Nous étions quatre aux funérailles.

Le prêtre, un ami de mon père qui était bijoutier et qui allait devenir mon futur patron, mon frère et moi.

Ce jour-là, ça avait été la première fois que j'avais ressenti la douleur de perdre quelqu'un... Pour toujours. J'avais enfin été en âge de comprendre ce qu'était la mort, ce qui n'avait pas été le cas pour maman.

J'avais quatre ans quand le ciel l'avait emportée. J'avais été trop petite pour comprendre qu'elle avait laissé une famille dysfonctionnelle derrière elle.

Quand le cercueil avait été mis sous terre et qu'on nous avait laissé se recueillir, j'étais tombée à genoux, dans un état second. Pas de larmes. J'avais épuisé mes yeux pendant des jours. Nous savions qu'il était malade. Nous ne savions pas à quel point, jusqu'à ce que la pneumonie eût raison de lui.

Une pneumonie alors qu'il avait été médecin.

La Mort se jouait des hommes.

Et personne ne pouvait lui échapper.

Aujourd'hui encore, je me souvenais de la terre mouillée, presque boueuse, sous mes jambes. De l'odeur de l'herbe humide, après la pluie. Et les mains chaudes de Raffaele sur mes épaules, m'agrippant presque un peu trop fort sans le vouloir.
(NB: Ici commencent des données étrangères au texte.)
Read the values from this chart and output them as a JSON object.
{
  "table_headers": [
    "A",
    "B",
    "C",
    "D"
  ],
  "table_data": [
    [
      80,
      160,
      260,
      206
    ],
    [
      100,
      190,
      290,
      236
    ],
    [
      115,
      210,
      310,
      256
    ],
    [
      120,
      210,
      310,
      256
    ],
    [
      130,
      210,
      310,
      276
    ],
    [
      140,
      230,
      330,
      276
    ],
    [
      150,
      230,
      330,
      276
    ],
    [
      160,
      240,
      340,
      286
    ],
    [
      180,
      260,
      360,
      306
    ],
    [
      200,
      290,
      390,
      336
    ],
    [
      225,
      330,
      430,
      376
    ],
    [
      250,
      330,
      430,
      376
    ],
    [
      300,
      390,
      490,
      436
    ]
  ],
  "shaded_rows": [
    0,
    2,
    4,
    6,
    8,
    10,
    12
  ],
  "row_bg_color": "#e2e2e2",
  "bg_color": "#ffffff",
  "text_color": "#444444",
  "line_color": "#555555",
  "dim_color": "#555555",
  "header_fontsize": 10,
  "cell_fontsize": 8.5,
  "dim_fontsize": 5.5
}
Ce souvenir me donnait toujours un pincement désagréable au cœur.

Pour me protéger, il avait ravalé ses larmes. Sa douleur. En tant que grand frère, il avait cru bon de ne pas me montrer ses faiblesses. Peut-être même que c'était à partir de là, qu'il avait juste arrêté de me les montrer tout court.

Il n'avait que seize ans.

— Sœurette, m'avait-il soufflé entre ses lèvres pincées, pâle, en me retournant vers lui. Je te promets, avec le temps... Avec le temps, la douleur s'atténue. Mais il faut que tu sois forte... On y arrivera ensemble, je te le promets...

Je l'avais dévisagé, hagarde.

En voyant sa mine fatiguée, ses cernes creusés, et ses yeux injectés de sang, j'avais voulu le serrer. Mais trop faible, amorphe, mon corps n'avait pas bougé d'un pouce.

— Tu vas... Tu vas pas m'abandonner hein... Toi aussi...?

J'avais eu la réaction d'une enfant apeurée d'être seule. Effrayée de perdre toute sa famille. Mon frère pouvait partir à tout moment s'il le souhaitait.

Et s'il le faisait, je serais seule au monde.

Raffaele s'était figé, stupéfait, et avait gardé le silence pendant de longues secondes. Puis lentement, doucement, il s'était penché pour m'attirer dans son étreinte.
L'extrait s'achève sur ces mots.